Am I going about this correctly so far?
v/r
In continuation of your worked answer:
p↔q≡(p→q)∧(q→p)
≡(¬p∨q)∧(¬q∨p)
≡(¬p∨q)∧(p∨¬q) by communicative Law
By the distributive law:
$p\bar p\lor \bar p\bar q\lor pq\lor q\bar q$
≡ $\bar p\bar q\lor pq$
Thus $p\leftrightarrow q$ ≡ $\bar p\bar q\lor pq$ is proven.
From your textbook: the relations ($\ref{1}$) and ($\ref{2}$) are simply shortcuts for simplifying expressions.

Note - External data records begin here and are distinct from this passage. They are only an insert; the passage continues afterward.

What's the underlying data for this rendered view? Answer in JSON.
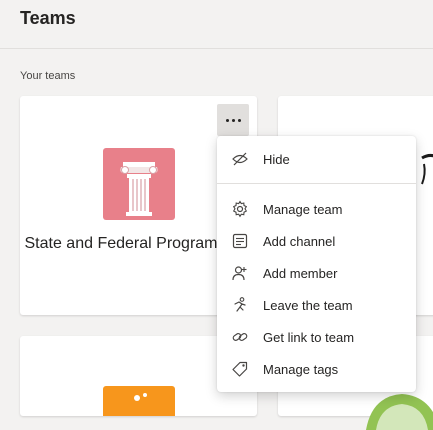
{
  "header": {
    "title": "Teams"
  },
  "section": {
    "label": "Your teams"
  },
  "team_card": {
    "name": "State and Federal Programs",
    "logo_icon": "column-pillar-icon",
    "logo_color": "#e8808a"
  },
  "right_card": {
    "partial_title": "t F"
  },
  "more_button": {
    "icon": "more-options-icon"
  },
  "menu": {
    "items": [
      {
        "label": "Hide",
        "icon": "hide-eye-icon"
      },
      {
        "label": "Manage team",
        "icon": "gear-icon"
      },
      {
        "label": "Add channel",
        "icon": "add-channel-icon"
      },
      {
        "label": "Add member",
        "icon": "add-member-icon"
      },
      {
        "label": "Leave the team",
        "icon": "leave-team-icon"
      },
      {
        "label": "Get link to team",
        "icon": "link-icon"
      },
      {
        "label": "Manage tags",
        "icon": "tag-icon"
      }
    ]
  },
  "colors": {
    "background": "#f3f2f1",
    "card": "#ffffff",
    "text": "#252423",
    "orange_logo": "#f7961c",
    "green_logo": "#92c353"
  }
}
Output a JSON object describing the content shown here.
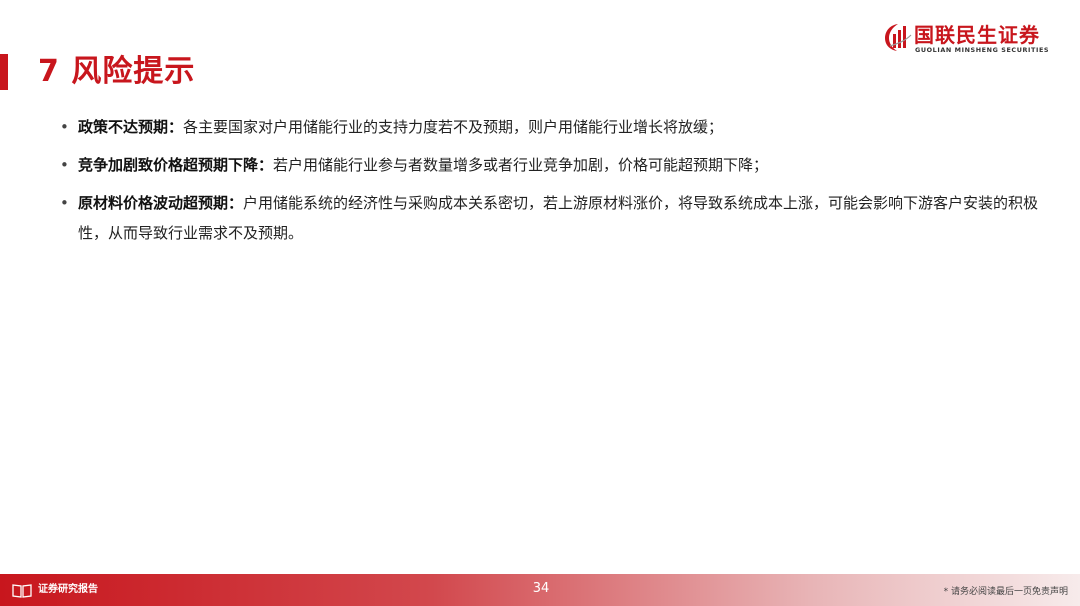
{
  "header": {
    "title": "7 风险提示",
    "logo_cn": "国联民生证券",
    "logo_en": "GUOLIAN MINSHENG SECURITIES",
    "accent_color": "#c8161d"
  },
  "bullets": [
    {
      "head": "政策不达预期：",
      "text": "各主要国家对户用储能行业的支持力度若不及预期，则户用储能行业增长将放缓；"
    },
    {
      "head": "竞争加剧致价格超预期下降：",
      "text": "若户用储能行业参与者数量增多或者行业竞争加剧，价格可能超预期下降；"
    },
    {
      "head": "原材料价格波动超预期：",
      "text": "户用储能系统的经济性与采购成本关系密切，若上游原材料涨价，将导致系统成本上涨，可能会影响下游客户安装的积极性，从而导致行业需求不及预期。"
    }
  ],
  "footer": {
    "left_label": "证券研究报告",
    "page_number": "34",
    "disclaimer": "* 请务必阅读最后一页免责声明",
    "icon": "book-icon"
  }
}
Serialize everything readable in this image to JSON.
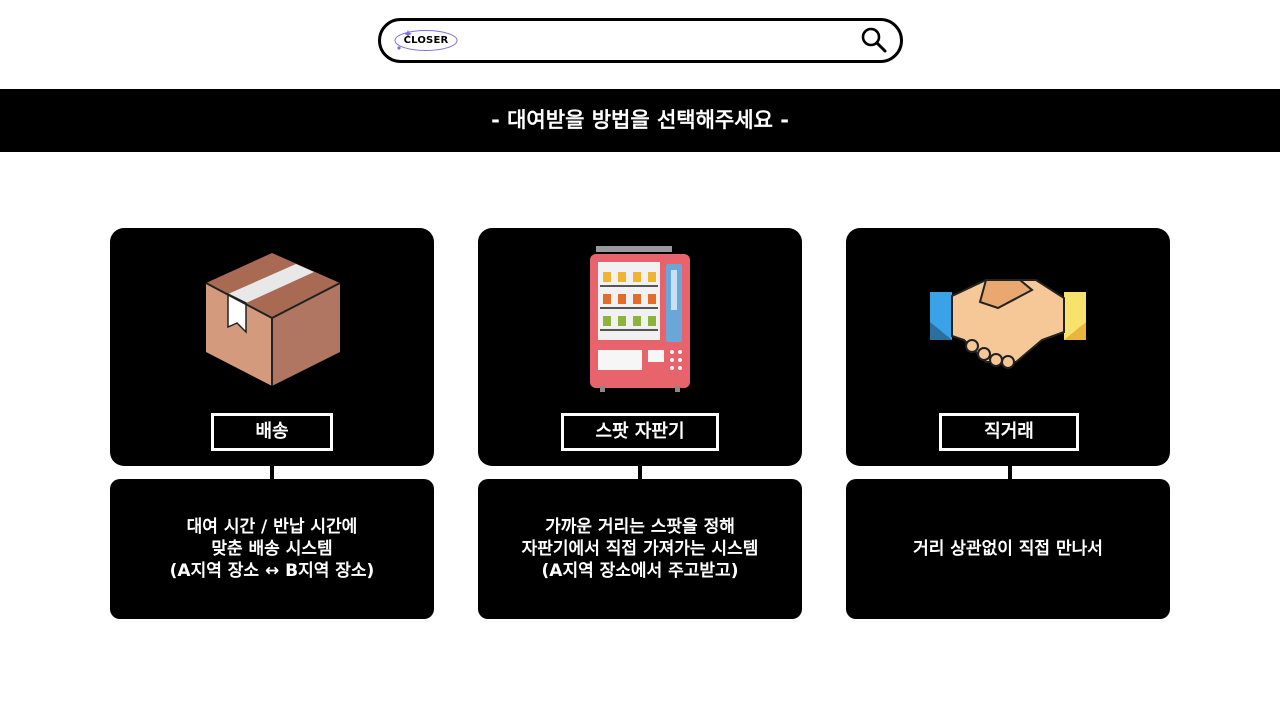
{
  "header": {
    "logo_text": "CLOSER",
    "search_placeholder": "",
    "search_icon": "search-icon"
  },
  "banner": {
    "title": "- 대여받을 방법을 선택해주세요 -"
  },
  "options": [
    {
      "label": "배송",
      "icon": "package-box-icon",
      "description": [
        "대여 시간 / 반납 시간에",
        "맞춘 배송 시스템",
        "(A지역 장소 ↔ B지역 장소)"
      ]
    },
    {
      "label": "스팟 자판기",
      "icon": "vending-machine-icon",
      "description": [
        "가까운 거리는 스팟을 정해",
        "자판기에서 직접 가져가는 시스템",
        "(A지역 장소에서 주고받고)"
      ]
    },
    {
      "label": "직거래",
      "icon": "handshake-icon",
      "description": [
        "거리 상관없이 직접 만나서"
      ]
    }
  ]
}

(p∨(q∧r)≡(p∨q)∧(p∨r)$\tag{1}\label{1}$
(p∧(q∨r)≡(p∧q)∨(p∧r)$\tag{2}\label{2}$
They can be proved via a truth table, karnaugh map or by expanding them.
Interestingly, we are using $\equiv$ (which in logic, has the same meaning as $\leftrightarrow$) to prove $\equiv$ itself. This does not invalidate the proof though.